True. Though the last time Stonebraker tried this (VoltDB) they did lean on Java for DB side custom logic.

I wasn't really making a comment on that though but rather on overall popularity of TS vs Java, which is mostly just about the influence of the echo chamber and how that distorts peoples perception of what is out there.

ithkuil · 2024-06-17T20:17:13.000000Z

The eco chamber is real but it cuts both ways: if you want your product to be successful you need a first wave of adopters and their echo chamber will shape your product through their feedback.

Once your product reaches a wider audience you may notice that the balance is different but that doesn't mean that if you had chosen what makes sense for the wider audience (e.g. java) in the first iteration you'd be necessarily at a better place now. Perhaps you wouldn't never get to the place of worry how to please the masses because you product wouldn't have had any success in the first selection environment

mind-blight · 2024-06-17T19:09:44.000000Z

This seems really cool. I've just been running into scenarios where this kind of durable execution is really helpful. I've been doing basic things with RabbitMQ plus a job server, but there are definitely limitations.

I'd love to hear from folks who have experience using things like Beam or Spark. I've if the biggest pain points I've encountered is that there are definitely dozens of "mature" products to solve this problem that all different slightly in their setup and tradeoffs

robertlagrant · 2024-06-17T19:23:06.000000Z

I always thought Temporal[0] would be a brilliant choice for that sort of durable processing.

[0] https://temporal.io

dangoodmanUT · 2024-06-17T19:27:14.000000Z

Temporal is great until it's not XD

nogridbag · 2024-06-17T19:48:37.000000Z

Care to elaborate or link to your thoughts? Temporal has always been on my radar. I wanted to do a deeper dive, but the cost seems pretty high for the managed service.
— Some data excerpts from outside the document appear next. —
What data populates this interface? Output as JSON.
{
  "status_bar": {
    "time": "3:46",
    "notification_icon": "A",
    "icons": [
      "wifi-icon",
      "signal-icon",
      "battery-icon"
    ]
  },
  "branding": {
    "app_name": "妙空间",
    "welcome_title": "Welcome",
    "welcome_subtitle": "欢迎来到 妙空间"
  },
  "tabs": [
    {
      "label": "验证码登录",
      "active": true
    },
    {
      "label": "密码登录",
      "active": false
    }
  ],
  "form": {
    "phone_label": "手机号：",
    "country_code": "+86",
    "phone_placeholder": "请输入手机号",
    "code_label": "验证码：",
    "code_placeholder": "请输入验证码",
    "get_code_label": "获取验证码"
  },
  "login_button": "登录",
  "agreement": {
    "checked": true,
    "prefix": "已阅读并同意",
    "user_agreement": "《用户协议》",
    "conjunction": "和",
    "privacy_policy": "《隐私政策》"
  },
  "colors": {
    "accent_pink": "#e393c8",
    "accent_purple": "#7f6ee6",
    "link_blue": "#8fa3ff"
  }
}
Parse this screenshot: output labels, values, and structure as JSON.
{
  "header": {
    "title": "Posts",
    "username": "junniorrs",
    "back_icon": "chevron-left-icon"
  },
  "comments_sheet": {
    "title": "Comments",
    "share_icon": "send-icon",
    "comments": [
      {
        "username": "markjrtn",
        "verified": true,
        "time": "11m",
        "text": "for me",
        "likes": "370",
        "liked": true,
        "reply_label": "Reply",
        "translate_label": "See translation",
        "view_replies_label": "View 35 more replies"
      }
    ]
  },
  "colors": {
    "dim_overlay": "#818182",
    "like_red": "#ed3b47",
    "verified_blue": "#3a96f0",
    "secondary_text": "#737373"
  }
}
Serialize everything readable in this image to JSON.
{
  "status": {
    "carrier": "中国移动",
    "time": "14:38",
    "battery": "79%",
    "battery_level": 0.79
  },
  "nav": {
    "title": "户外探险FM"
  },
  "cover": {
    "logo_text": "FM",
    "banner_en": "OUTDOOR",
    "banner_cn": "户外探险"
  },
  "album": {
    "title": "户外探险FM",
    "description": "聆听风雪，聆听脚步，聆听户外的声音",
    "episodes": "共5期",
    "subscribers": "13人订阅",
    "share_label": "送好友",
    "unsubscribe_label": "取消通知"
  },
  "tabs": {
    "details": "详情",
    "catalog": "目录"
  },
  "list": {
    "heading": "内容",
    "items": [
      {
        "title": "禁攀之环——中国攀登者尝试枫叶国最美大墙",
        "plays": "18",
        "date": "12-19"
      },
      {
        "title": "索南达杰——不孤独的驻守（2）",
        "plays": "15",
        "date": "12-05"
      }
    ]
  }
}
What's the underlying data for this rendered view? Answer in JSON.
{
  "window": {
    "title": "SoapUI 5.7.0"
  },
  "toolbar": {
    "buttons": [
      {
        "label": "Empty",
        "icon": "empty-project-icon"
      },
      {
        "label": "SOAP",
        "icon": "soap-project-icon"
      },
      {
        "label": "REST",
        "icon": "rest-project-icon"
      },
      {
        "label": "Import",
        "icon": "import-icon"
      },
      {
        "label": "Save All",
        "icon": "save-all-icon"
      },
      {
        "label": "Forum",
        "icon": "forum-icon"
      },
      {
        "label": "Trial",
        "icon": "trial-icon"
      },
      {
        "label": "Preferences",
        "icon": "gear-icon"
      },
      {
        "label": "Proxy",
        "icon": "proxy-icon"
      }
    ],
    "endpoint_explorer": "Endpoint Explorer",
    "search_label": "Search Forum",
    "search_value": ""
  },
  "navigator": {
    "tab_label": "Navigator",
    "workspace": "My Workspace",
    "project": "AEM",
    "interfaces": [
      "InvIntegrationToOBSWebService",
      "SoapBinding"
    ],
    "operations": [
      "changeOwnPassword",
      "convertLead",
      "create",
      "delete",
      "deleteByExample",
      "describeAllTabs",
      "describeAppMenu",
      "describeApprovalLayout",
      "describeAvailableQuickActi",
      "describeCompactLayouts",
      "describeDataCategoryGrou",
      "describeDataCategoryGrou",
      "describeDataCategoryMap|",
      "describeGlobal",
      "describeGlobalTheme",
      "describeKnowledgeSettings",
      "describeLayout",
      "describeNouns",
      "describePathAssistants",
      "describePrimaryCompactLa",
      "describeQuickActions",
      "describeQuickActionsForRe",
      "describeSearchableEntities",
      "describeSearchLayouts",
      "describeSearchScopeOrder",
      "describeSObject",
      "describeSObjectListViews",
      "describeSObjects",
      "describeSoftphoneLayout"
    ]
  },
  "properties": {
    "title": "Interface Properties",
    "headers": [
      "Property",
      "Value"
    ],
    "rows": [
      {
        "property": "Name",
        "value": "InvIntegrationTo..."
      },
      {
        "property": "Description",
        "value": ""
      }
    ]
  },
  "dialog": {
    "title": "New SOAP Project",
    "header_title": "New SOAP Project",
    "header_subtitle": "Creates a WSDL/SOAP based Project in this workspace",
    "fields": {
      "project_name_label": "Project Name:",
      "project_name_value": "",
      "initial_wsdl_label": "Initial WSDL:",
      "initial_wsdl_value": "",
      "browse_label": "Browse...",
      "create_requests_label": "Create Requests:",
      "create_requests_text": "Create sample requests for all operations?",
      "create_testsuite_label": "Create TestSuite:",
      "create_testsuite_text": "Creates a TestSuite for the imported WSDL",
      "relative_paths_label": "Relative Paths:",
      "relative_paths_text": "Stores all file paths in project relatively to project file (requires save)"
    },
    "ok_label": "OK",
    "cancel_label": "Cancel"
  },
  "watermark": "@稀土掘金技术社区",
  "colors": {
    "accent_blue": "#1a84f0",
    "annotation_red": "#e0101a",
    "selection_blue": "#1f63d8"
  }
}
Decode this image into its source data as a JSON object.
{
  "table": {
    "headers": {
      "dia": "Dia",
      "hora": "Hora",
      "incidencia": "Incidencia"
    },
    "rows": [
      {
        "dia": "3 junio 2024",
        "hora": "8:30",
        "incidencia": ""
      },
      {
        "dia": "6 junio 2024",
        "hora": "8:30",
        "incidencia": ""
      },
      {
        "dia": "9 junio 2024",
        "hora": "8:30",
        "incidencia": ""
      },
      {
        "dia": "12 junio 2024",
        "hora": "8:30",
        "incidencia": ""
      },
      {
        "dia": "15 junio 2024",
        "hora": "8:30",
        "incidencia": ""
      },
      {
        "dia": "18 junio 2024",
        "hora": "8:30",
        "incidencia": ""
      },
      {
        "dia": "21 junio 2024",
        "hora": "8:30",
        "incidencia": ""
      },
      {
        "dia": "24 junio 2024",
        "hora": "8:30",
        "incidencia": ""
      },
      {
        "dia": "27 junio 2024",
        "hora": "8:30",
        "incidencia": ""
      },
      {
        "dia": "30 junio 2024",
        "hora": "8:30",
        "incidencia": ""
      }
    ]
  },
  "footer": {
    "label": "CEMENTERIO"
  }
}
jahewson · 2024-06-17T20:33:01.000000Z

Good concept, buggy implementation. That’s not ok for a distributed system that glues together important pieces of your product.

robertlagrant · 2024-06-17T21:36:11.000000Z

I'd also love to know more. What sort of thing is an issue?

chipdart · 2024-06-17T19:49:17.000000Z

> This seems really cool. I've just been running into scenarios where this kind of durable execution is really helpful.

You might find Azure's Durable Functions right up your alley. With durable functions you can break away workflows into activities which are invoked from orchestrator functions or other activities like regular functions, but the runtime handles the orchestration and state machine updates.

jahewson · 2024-06-17T20:09:35.000000Z

These docs don’t fill me with confidence. That’s… weird given who’s behind the project. What gives?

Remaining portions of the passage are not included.